Para melhor entender os conflitos que ocorrem no ambiente escolar, cumpre salientar suas principais ocorrências:
- Entre docentes, por: falta de comunicação; interesses pessoais; questões de poder; conflitos anteriores; valores diferentes; busca de “pontuação” (posição de destaque); conceito anual entre docentes; não indicação para cargos de ascensão hierárquica; divergência em posições políticas ou ideológicas.
- Entre alunos e docentes, por: não entender o que explicam; notas arbitrárias; divergência sobre critério de avaliação; avaliação inadequada (na visão do aluno); discriminação; falta de material didático; não serem ouvidos (tanto alunos quanto docentes); desinteresse pela matéria de estudo.
- Entre alunos, por: mal entendidos; brigas; rivalidade entre grupos; descriminação; bullying; uso de espaços e bens; namoro; assédio sexual; perda ou dano de bens escolares; eleições (de variadas espécies); viagens e festas.
- Entre pais, docentes e gestores, por: agressões ocorridas entre alunos e entre os professores; perda de material de trabalho; associação de pais e amigos; cantina escolar ou similar; falta ao serviço pelos professores; falta de assistência pedagógica pelos professores; critérios de avaliação, aprovação e reprovação; uso de uniforme escolar; não atendimento a requisitos “burocráticos” e administrativos da gestão. (ZAMPA, 2005 apud CHRISPINO, 2007, p. 21).
Essas considerações mostram que diversas tipologias de conflitos podem fazer parte das relações entre docentes, alunos, pais e gestores, sendo que tais ocorrências podem gerar prejuízos ao processo educativo, afetando o modo como os relacionamentos ocorrem na escola, como o diálogo se estabelece e como as pessoas se sentem naquele ambiente ao longo do ano letivo.
Na sequência amplia-se a discussão acerca de alguns aspectos como indisciplina, agressividade, preconceito e bullying, bem como as próprias relações entre a escola e as famílias como elementos geradores de conflitos.
2.3.1 Indisciplina e agressividade
No ambiente escolar muitos dos problemas indisciplinares estão relacionados ao não cumprimento de regras, indisposição para o trabalho em sala de aula e negligência ao seu próprio estudo.

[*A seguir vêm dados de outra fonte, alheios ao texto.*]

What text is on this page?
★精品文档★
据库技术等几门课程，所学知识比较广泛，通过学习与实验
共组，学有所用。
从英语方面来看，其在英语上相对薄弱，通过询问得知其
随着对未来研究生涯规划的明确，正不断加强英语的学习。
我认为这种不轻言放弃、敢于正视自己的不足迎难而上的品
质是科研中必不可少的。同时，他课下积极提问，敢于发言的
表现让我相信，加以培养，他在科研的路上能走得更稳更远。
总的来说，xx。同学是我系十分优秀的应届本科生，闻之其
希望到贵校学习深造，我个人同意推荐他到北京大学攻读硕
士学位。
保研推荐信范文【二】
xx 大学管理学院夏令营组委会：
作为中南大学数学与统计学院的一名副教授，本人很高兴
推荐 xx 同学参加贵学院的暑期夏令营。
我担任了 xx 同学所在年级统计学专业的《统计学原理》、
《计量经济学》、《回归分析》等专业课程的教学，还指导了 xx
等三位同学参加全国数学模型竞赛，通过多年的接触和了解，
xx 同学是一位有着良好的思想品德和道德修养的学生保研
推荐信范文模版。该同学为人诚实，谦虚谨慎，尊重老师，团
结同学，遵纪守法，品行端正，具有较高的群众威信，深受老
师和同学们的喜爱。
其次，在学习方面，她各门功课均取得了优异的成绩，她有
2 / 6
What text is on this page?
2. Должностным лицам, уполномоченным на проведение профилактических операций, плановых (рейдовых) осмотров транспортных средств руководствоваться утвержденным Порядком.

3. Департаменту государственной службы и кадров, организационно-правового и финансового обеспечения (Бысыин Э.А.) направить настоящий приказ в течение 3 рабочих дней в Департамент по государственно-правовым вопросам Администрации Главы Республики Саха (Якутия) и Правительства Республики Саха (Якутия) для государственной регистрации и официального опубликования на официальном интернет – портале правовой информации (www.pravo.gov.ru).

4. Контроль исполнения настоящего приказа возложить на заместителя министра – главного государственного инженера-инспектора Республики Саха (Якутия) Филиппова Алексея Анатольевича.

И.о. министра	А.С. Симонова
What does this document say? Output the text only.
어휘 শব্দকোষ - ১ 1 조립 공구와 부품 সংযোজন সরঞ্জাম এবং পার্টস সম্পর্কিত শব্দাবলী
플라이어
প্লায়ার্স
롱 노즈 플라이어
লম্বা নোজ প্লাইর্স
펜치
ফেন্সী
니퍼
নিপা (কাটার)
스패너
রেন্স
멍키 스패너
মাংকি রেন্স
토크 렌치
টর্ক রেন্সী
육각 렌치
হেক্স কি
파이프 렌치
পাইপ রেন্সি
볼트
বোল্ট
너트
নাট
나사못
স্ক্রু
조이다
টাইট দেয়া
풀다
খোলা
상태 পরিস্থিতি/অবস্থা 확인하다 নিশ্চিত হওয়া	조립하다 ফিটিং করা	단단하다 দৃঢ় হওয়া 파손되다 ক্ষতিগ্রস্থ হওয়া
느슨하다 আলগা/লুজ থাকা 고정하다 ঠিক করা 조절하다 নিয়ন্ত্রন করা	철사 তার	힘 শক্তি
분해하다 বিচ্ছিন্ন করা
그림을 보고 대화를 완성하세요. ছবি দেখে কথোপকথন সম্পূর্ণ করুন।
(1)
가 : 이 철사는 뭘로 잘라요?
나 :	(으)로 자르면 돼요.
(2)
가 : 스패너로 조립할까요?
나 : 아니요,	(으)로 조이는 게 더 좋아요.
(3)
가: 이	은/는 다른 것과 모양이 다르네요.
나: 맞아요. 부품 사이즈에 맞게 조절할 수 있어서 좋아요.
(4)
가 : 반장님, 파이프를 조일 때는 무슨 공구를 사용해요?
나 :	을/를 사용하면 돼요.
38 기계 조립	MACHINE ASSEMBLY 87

Já a agressividade da criança é demonstrada através de brigas e discussões com colegas e professores, chegando à agressão verbal ou física, depredações e descaso com o patrimônio, ameaças à integridade de alunos e educadores (TRAIN, 1997). Todas essas situações são muito prejudiciais à dinâmica escolar, dificultando o processo educativo, a interação de alunos e professores, as relações e a própria aprendizagem.
A indisciplina é considerada como aquilo que é contrário à disciplina. É uma desobediência, uma desordem. Rego (1996) diz que a indisciplina está associada à submissão a um regulamento, sendo que a disciplina tem relação à obediência. Disciplinador é, nesta perspectiva, aquele que molda, modela, leva o indivíduo ou o conjunto de indivíduos à submissão. Já o indisciplinado é o que se rebela, que não acata e não se submete. No meio educacional esta visão é bastante difundida, sendo a indisciplina vista como um comportamento inadequado, rebeldia, desrespeito às regras, entre outros.
Com relação à agressividade e à violência, observa-se que nas escolas, esse problema tem gerado muitas consequências:
O termo violência escolar diz respeito a todos os comportamentos agressivos e antissociais, incluindo os conflitos interpessoais, danos ao patrimônio, atos criminosos, etc. […] O comportamento violento, que causa tanta preocupação e temor, resulta da interação entre o desenvolvimento individual e os contextos sociais, como a família, a escola e a comunidade. Infelizmente, o modelo do mundo exterior é reproduzido nas escolas, fazendo com que essas instituições deixem de ser ambientes seguros, modulados pela disciplina, amizade e cooperação, e se transformem em espaços onde há violência, sofrimento e medo (LOPES NETO, 2005, p. 165).
O comportamento inadequado dos alunos prejudica sua trajetória dentro e fora da escola, sendo que a mediação de casos de indisciplina e violência precisa ser trabalhado pelas escolas para que possa minimizar os efeitos desse comportamento, contribuindo para as relações e a melhoria das atividades escolares.
2.3.2 Preconceito
Outro aspecto que merece atenção e que amplia os conflitos escolares diz respeito ao preconceito. Esse comportamento transforma a maneira como cada indivíduo vê e se relaciona com o mundo, bem como dificulta as relações estabelecidas entre as pessoas, gerando divergências e outros problemas que ferem o modo como cada um age e interage com o meio e com os outros.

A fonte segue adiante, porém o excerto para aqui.